Top Almost-Top Chef: All-Stars Predictions
By Rebecca GreeneThis week marked the return of my favorite reality cooking competition show that airs on Wednesdays during the winter season and has the word "Top" in its title, Top Chef. Taking a page out of A Christmas Carol, season 8 will feature All-Stars from seasons past. No complaints from me – last season was so bland (pun intended) I was hungering (count it) for a return of previous favorites like the delicious (plus the foul) Fabio Viviani from season 5 and the spicy (too far?) Jennifer Carroll from season 6.
Sad about a few missing faces, though, including season 2’s hunkalicious fan favorite Sam Talbot, the chef you love to hate from season 5, Stefan Richter and season 6 runners-up, Bryan Voltagio and Kevin Gillespie aka Red Beard. Happy, however, that objectively worst finalist ever Lisa Fernandes from season 4 did not make it back.
The quickfire challenge this week asked chefs from each season to team up to create a dish that represents the city where their season took place – at stake was immunity from elimination and bragging rights as the best season ever. Season 4 chefs (led by Professor Blais) won it with pork and black pepper sausage with mustard ice cream. After vomiting a little in my mouth, that got me wondering which of the previous 7 seasons viewers thought was the best, according to my good friend and confidante, Nielsen. Coincidentally, it was none other than season 4.

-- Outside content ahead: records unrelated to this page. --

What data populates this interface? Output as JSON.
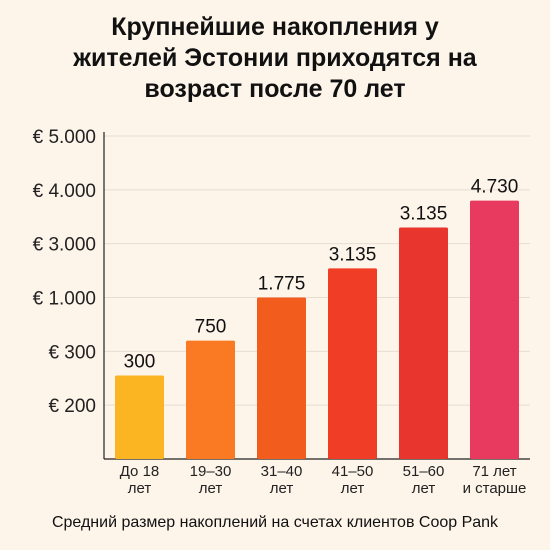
{
  "title_lines": [
    "Крупнейшие накопления у",
    "жителей Эстонии приходятся на",
    "возраст после 70 лет"
  ],
  "caption": "Средний размер накоплений на счетах клиентов Coop Pank",
  "colors": {
    "background": "#fdf4ea",
    "bars": [
      "#fbb523",
      "#f97a22",
      "#f25c1d",
      "#ef3d26",
      "#e8352e",
      "#e8395e"
    ],
    "axis": "#222222",
    "grid": "#e7ddd2"
  },
  "chart_data": {
    "type": "bar",
    "title": "Крупнейшие накопления у жителей Эстонии приходятся на возраст после 70 лет",
    "categories": [
      [
        "До 18",
        "лет"
      ],
      [
        "19–30",
        "лет"
      ],
      [
        "31–40",
        "лет"
      ],
      [
        "41–50",
        "лет"
      ],
      [
        "51–60",
        "лет"
      ],
      [
        "71 лет",
        "и старше"
      ]
    ],
    "values": [
      300,
      750,
      1775,
      3135,
      3135,
      4730
    ],
    "value_labels": [
      "300",
      "750",
      "1.775",
      "3.135",
      "3.135",
      "4.730"
    ],
    "y_ticks": [
      "€ 200",
      "€ 300",
      "€ 1.000",
      "€ 3.000",
      "€ 4.000",
      "€ 5.000"
    ],
    "y_tick_values": [
      200,
      300,
      1000,
      3000,
      4000,
      5000
    ],
    "bar_levels": [
      1.55,
      2.2,
      3.0,
      3.54,
      4.3,
      4.8
    ],
    "ylabel": "",
    "xlabel": "",
    "grid": true,
    "legend": "none"
  }
}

The graph below shows the number of viewers tuning in for each season’s premiere. The success of season 4 is clear from the jump in the number of viewers experienced by the season 5 premiere: 440,000 or a 20% increase in viewers year-over-year. Surprisingly, though, the numbers also indicate that my favorite season, season 6, which featured the rivaling Voltagio Brothers and won the show its first Emmy for Best Reality-Competition Program (ending The Amazing Race's 7-year winning streak), had the worst impact on viewership. Following that season, 800,000 fans decided against watching season 7.
The elimination challenge required each chef to face his or her worst culinary nightmare: confronted with the ingredients from the dish that sent them home in their season, the chefs had to recreate their dishes, this time successfully. Some of the more memorable dishes that sent chefs packing were successfully vindicated, including Spike’s infamous frozen scallops and Asian Dale’s butterscotch miso scallops.
However, for three of the chefs the second time still wasn’t a charm. Fabio got reamed by Judge Anthony Bourdain for the peasant-like presentation of his dish and the thickness of his sauce; Stephen’s trio of dishes were deemed "unbalanced" and Elia’s red snapper was apparently too raw to eat. Famous last words of Elia: "I should have tasted the fish." (Chips Adoy!) At first I was surprised that Elia was the first chef to fall. Her 11th hour G.I. Jane fiasco aside, I had fond memories of Elia as a strong contender for the win in season 2. But was my memory deceiving me?
Apparently having nothing better to do with my time, I decided to comb through the results of previous seasons, scoring positive and negative outcomes of past performance in an effort to predict who would fare best with their fare in Season 8 (Bam! That just happened). To do so: I assigned 100 percentage points for winning an elimination challenge; 75 for making it into the top 3 or winning the quickfire challenge; 50 for not showing at the judges table; -100 for landing in the bottom 3 and 0 for those challenges in which they were already eliminated. I even normalized the data for the fact that some of the early seasons had less challenges.
Below are the results, with contestants ordered from left to right from most to least likely to win the title of Top Chef in season 8. Turns out, Elia was actually one of the weakest contestants according to past performance. And no surprises that Spike and Mike (no relation) are also on the short-list for early elimination. On the other end, Blais, Tiffany and Angelo are most favored to win.
When I passed these findings by some friends and fellow fans of the show, they were all unsurprised that Blais came out at the top. In fact, many of them felt that he was the rightful incumbent to the title in season 4, thwarted only by one bad meal at the end. However, turns out that heading into the finale, with an equal number of elimination challenge wins (4); 3 more visits to the judges’ table as a top 3 contender and 5 more quickfire wins, Stephanie was actually more likely to win than Blais.